Rye Rocket ($10)
Rocket is the term of choice in Britain for what we in the US call arugula, which tops this riff on a gin gimlet. Gilka Kumma, a caraway eau de vie, is the rye element (there's no whiskey involved), and cane syrup is the sweetener. "Sometimes it gets so serious," says general manager Dan Latimer about the craft cocktail scene. "But hopefully we're having fun." To this point, he tries to name his drinks playfully.
Mr. Gold's Lost Love ($12)
Locally owned Belle Meade Bourbon, Zucca amaro, and Carpano Antica Formula get a lift with house-made strawberry vinegar. "Chef [Sean Brock] loves to use various vinegars in his cooking. The cocktails really play off of that," says bartender Shannon Wright.
Bergy and June ($8)
This tart and savory cocktail is made with Tito's Vodka and the bone dry Chenin Blanc of Pascal Janvier, garnished with locally foraged bergamot. "Most of this is born from and rooted in a sense of history," says GM Dan Latimer. The name Bergy and June recalls the Southern tale Porgy and Bess, evoking summertime while nodding to the foraged ingredients.
Ole Sorgy ($10)
Ole Sorgy started its life as bartender Mike Wolf's reinterpretation of an Old Fashioned.
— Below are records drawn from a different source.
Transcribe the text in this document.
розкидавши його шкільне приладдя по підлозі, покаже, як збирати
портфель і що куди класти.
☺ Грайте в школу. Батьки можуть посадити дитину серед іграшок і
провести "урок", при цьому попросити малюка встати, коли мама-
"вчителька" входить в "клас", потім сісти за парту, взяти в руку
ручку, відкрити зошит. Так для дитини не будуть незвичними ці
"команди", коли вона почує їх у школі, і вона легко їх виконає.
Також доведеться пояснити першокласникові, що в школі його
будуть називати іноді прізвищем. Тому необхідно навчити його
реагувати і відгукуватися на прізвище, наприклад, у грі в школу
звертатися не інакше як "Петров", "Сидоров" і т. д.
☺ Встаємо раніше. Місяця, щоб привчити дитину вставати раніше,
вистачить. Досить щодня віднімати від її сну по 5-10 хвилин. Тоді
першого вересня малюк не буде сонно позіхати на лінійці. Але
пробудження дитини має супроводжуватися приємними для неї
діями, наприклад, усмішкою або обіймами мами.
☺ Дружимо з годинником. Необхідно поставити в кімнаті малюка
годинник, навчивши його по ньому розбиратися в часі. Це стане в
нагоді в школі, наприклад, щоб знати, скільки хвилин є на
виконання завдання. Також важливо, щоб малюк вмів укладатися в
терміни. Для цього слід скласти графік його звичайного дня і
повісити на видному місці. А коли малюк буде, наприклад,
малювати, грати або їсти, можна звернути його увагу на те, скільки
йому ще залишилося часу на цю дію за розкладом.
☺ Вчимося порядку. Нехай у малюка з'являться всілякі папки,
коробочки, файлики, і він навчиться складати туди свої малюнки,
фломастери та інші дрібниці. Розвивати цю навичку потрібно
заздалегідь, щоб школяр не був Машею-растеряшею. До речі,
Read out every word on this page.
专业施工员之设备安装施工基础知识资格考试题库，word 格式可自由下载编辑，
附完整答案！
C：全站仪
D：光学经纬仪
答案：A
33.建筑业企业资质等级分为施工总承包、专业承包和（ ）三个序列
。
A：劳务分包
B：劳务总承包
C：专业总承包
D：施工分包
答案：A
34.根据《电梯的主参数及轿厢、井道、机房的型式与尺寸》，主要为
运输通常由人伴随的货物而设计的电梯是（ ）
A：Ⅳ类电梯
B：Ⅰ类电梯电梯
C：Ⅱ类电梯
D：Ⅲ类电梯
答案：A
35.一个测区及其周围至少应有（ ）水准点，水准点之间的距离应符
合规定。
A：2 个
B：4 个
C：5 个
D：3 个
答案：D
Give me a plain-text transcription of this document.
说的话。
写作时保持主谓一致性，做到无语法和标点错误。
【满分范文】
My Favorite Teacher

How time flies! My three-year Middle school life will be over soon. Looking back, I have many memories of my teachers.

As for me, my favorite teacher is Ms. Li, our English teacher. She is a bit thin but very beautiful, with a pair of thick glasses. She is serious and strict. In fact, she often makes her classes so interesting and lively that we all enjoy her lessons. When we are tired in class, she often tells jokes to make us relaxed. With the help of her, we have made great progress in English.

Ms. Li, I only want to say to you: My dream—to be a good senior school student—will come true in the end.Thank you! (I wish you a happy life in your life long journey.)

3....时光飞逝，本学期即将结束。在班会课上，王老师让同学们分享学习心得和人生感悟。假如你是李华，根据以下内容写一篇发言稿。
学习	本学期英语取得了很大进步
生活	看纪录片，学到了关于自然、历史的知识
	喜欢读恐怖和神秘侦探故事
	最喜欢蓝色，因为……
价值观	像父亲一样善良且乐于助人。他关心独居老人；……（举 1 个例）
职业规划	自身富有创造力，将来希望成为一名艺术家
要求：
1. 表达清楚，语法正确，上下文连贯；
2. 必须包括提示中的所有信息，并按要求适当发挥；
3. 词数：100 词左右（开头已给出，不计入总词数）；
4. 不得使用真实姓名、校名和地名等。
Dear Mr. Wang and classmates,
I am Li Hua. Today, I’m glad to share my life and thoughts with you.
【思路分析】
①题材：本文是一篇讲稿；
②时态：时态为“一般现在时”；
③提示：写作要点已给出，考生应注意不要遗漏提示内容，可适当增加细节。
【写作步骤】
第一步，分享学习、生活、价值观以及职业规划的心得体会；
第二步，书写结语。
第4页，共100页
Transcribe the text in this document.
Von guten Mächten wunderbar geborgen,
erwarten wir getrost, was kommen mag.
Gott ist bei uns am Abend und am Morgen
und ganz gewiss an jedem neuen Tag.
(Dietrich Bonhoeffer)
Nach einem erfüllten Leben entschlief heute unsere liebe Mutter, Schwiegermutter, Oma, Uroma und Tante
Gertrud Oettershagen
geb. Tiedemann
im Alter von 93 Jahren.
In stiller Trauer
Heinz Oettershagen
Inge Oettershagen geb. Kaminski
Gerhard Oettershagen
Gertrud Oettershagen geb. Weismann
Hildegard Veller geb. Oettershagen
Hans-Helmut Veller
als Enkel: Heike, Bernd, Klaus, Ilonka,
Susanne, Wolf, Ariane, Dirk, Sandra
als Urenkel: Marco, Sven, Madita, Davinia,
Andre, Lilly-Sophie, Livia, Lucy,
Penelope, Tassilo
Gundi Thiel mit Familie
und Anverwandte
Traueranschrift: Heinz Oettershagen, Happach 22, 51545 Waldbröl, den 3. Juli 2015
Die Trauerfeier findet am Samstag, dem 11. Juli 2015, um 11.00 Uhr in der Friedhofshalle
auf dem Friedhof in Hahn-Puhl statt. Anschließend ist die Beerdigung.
He wanted to showcase the nutty sweetness of sorghum by adding it to a wheated bourbon, spiced up and made rich by Bourbon Barrel Foods' cherry and tobacco bitters. Originally he was using W.L. Weller Special Reserve 90 proof, but when Chef Brock tasted it, he thought it could use more power and so suggested stepping up the presence of the alcohol by using the Old Weller Antique at 107 proof.
Andy's Parlor ($10)
"We've got some books, and we're really turning to history for inspiration," says bar manager and sommelier Kenny Lyons. The plan is to expand the cocktail menu to a full page, but for now they're taking things slowly. This subtly sweet cocktail shakes Barbancourt 8 year old rum with a portion of cold brewed coffee made by local shop Barista Parlor. The name is a nod to their java brewing friends, as well as to the restaurant's dessert menu atop which diners are quaintly directed To the Parlor.